DPH Fines 12 California Hospitals $750K for Adverse Events
On Wednesday, the California Department of Public Health announced that it has fined 12 hospitals hundreds of thousands of dollars for medical errors that put patients' safety at risk, the San Francisco Chronicle reports.
Details of Penalties
DPH fined the hospitals a total of $775,000.
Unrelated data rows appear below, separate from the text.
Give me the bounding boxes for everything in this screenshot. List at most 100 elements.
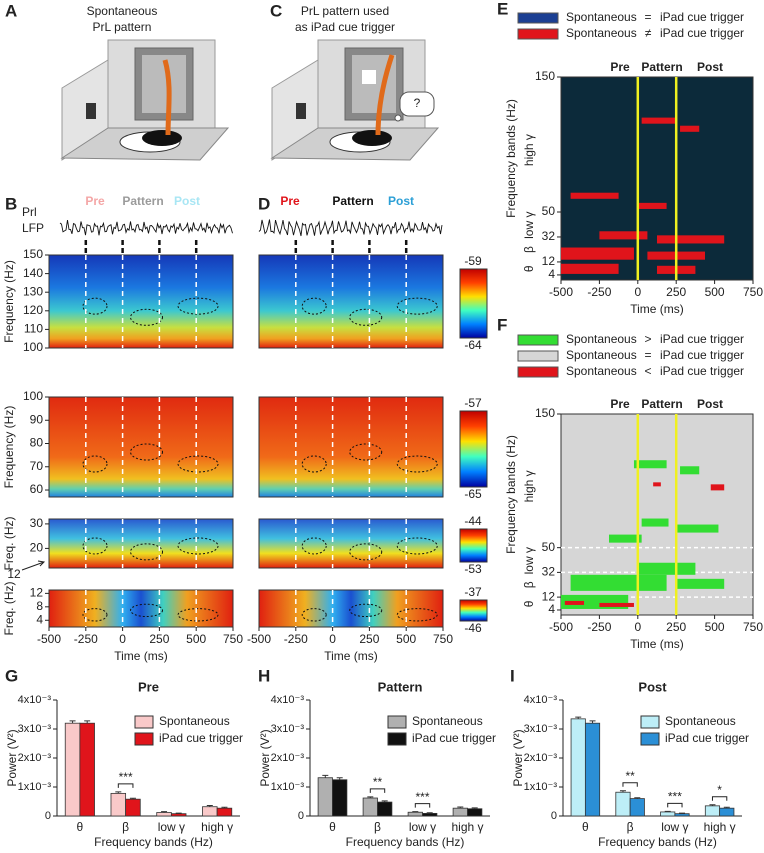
legend-text: iPad cue trigger — [660, 332, 744, 346]
colorbar — [459, 528, 488, 563]
error-bar — [471, 807, 478, 809]
y-tick-label: 4x10⁻³ — [524, 694, 558, 706]
legend-text: iPad cue trigger — [159, 731, 243, 745]
colorbar-min: -53 — [464, 562, 482, 576]
legend-swatch — [517, 350, 559, 362]
y-tick-label: 150 — [535, 406, 555, 420]
legend-operator: < — [644, 364, 651, 378]
contour — [130, 308, 164, 326]
panel-letter: A — [5, 1, 17, 20]
error-bar — [381, 800, 388, 803]
contour — [301, 297, 327, 315]
legend-text: Spontaneous — [566, 364, 637, 378]
x-tick-label: β — [122, 820, 129, 834]
y-tick-label: 100 — [23, 389, 43, 403]
heatmap — [258, 254, 444, 349]
x-axis-label: Time (ms) — [324, 649, 378, 663]
band-label: β — [522, 581, 536, 588]
y-tick-label: 0 — [298, 810, 304, 822]
chart-title: Pattern — [378, 679, 423, 694]
error-bar — [175, 812, 182, 814]
x-tick-label: 500 — [705, 285, 725, 299]
panel-letter: I — [510, 666, 515, 685]
y-tick-label: 4 — [548, 602, 555, 616]
bar — [377, 801, 393, 817]
x-axis-label: Frequency bands (Hz) — [346, 835, 465, 849]
significance-label: ** — [625, 769, 635, 783]
y-tick-label: 90 — [30, 412, 44, 426]
panel-letter: E — [497, 0, 508, 18]
x-tick-label: -250 — [284, 632, 308, 646]
bar — [467, 808, 483, 817]
x-tick-label: 250 — [666, 620, 686, 634]
lfp-label: Prl — [22, 205, 37, 219]
bar — [407, 811, 423, 817]
x-tick-label: 750 — [223, 632, 243, 646]
significance-region — [637, 562, 696, 575]
x-tick-label: 750 — [743, 620, 763, 634]
band-label: β — [522, 246, 536, 253]
x-tick-label: -250 — [74, 632, 98, 646]
significance-region — [570, 192, 619, 199]
panel-title: PrL pattern — [93, 20, 152, 34]
y-axis-label: Power (V²) — [258, 729, 272, 786]
contour — [82, 608, 108, 622]
x-tick-label: -500 — [549, 285, 573, 299]
contour — [177, 537, 219, 555]
x-tick-label: 0 — [634, 285, 641, 299]
x-tick-label: high γ — [451, 820, 483, 834]
error-bar — [619, 790, 626, 793]
x-tick-label: -250 — [587, 285, 611, 299]
colorbar-max: -59 — [464, 254, 482, 268]
legend-text: iPad cue trigger — [665, 731, 749, 745]
error-bar — [679, 812, 686, 814]
legend-text: Spontaneous — [159, 714, 230, 728]
bar — [704, 805, 721, 817]
y-tick-label: 70 — [30, 459, 44, 473]
x-tick-label: low γ — [409, 820, 436, 834]
legend-operator: = — [644, 348, 651, 362]
bar — [615, 791, 631, 817]
colorbar-min: -46 — [464, 621, 482, 635]
heatmap — [258, 518, 444, 569]
y-tick-label: 3x10⁻³ — [18, 723, 52, 735]
period-label: Post — [697, 60, 723, 74]
x-tick-label: low γ — [158, 820, 185, 834]
legend-swatch — [134, 732, 154, 746]
bar — [64, 722, 81, 817]
x-tick-label: 0 — [119, 632, 126, 646]
bar — [156, 812, 172, 817]
legend-operator: = — [644, 10, 651, 24]
significance-label: *** — [668, 790, 682, 804]
chart-title: Pre — [138, 679, 159, 694]
band-label: high γ — [522, 134, 536, 166]
bar — [719, 807, 735, 817]
significance-region — [657, 235, 725, 244]
significance-region — [653, 482, 661, 487]
y-tick-label: 2x10⁻³ — [524, 752, 558, 764]
bottom-label: 12 — [7, 567, 21, 581]
y-tick-label: 80 — [30, 436, 44, 450]
panel-letter: D — [258, 194, 270, 213]
error-bar — [664, 810, 671, 812]
y-tick-label: 110 — [24, 322, 43, 336]
bar — [125, 798, 141, 817]
colorbar-max: -57 — [464, 396, 482, 410]
legend-text: iPad cue trigger — [660, 348, 744, 362]
period-label: Pre — [610, 60, 630, 74]
bar — [216, 807, 233, 817]
contour — [301, 608, 327, 622]
bar — [202, 806, 218, 817]
panel-title: as iPad cue trigger — [295, 20, 395, 34]
lfp-label: LFP — [22, 221, 44, 235]
lfp-trace — [258, 219, 443, 237]
y-tick-label: 12 — [30, 586, 44, 600]
significance-region — [570, 574, 667, 591]
period-label: Pattern — [641, 60, 682, 74]
x-tick-label: low γ — [661, 820, 688, 834]
contour — [349, 443, 383, 461]
legend-text: Spontaneous — [412, 714, 483, 728]
legend-swatch — [134, 715, 154, 729]
chart-title: Post — [638, 679, 667, 694]
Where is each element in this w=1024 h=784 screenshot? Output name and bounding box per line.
The penalized hospitals included:
- California Pacific Medical Center in San Francisco, which was fined $75,000 for a 2013 incident in which a suction bulb was left inside a woman after a hysterectomy, who later experienced an infection after having the bulb removed (Colliver, San Francisco Chronicle, 5/20);
- Community Hospital of the Monterey Peninsula, which was fined $50,000 for a 2013 incident in which a patient died after receiving an accidental dose of an intravenous drug, causing complications after surgery (CBS SF Bay Area, 5/20);
- Desert Valley Hospital in Victorville, which was fined $50,000 for an incident in which a patient with a rib fracture received a chest tube on the wrong side prior to surgery;
- Kaiser Foundation Hospital in San Diego, which was fined $75,000 for an incident in which a premature newborn was burned after being placed under an unregulated radiant heat warmer;
- Glenn Medical Center in Willows, which was fined $50,000 for an incident in which providers failed to immediately diagnose a pregnant patient for Preeclampsia, which led to her death and that of her fetus (DPH release, 5/20);
- Marin General Hospital in Greenbrae, which was fined $100,000 for leaving a surgical scalp clip inside a patient following head surgery (San Francisco Chronicle, 5/20);
- Mercy Medical Center in Merced, which was fined $100,000 for an incident in which a patient admitted to the emergency department died after providers failed to effectively monitor the patient while receiving high doses of Dilaudid;
- Orange Coast Memorial Medical Center in Fountain Valley, which was fined $75,000 for an incident in which a patient died after receiving a high dose of a blood clot dissolving drug after providers failed to properly evaluate the patient;
- Redlands Community Hospital, which was fined $50,000 for an incident in which a surgical sponge was left inside a patient, leading to infection, need for antibiotics and a second surgery;
- San Diego County Psychiatric Hospital, which was fined $50,000 for an incident in which a patient required surgery for a fractured arm after hospital staff placed the patient in manual restraints without a physician order or nurse authorization (DPH release, 5/20);
- Scripps Mercy Hospital in Chula Vista, which was fined $50,000 for an incident in which a patient died after providers failed to administer medication within an hour of a physician's order (Tatro/Fleming, NBC 7 San Diego, 5/20); and
- Seton Medical Center in Daly City, which was fined $50,000 for an incident in which the hospital failed to follow patient safety regulations, resulting in the death of a patient who sustained injuries from a fall (San Francisco Chronicle, 5/20).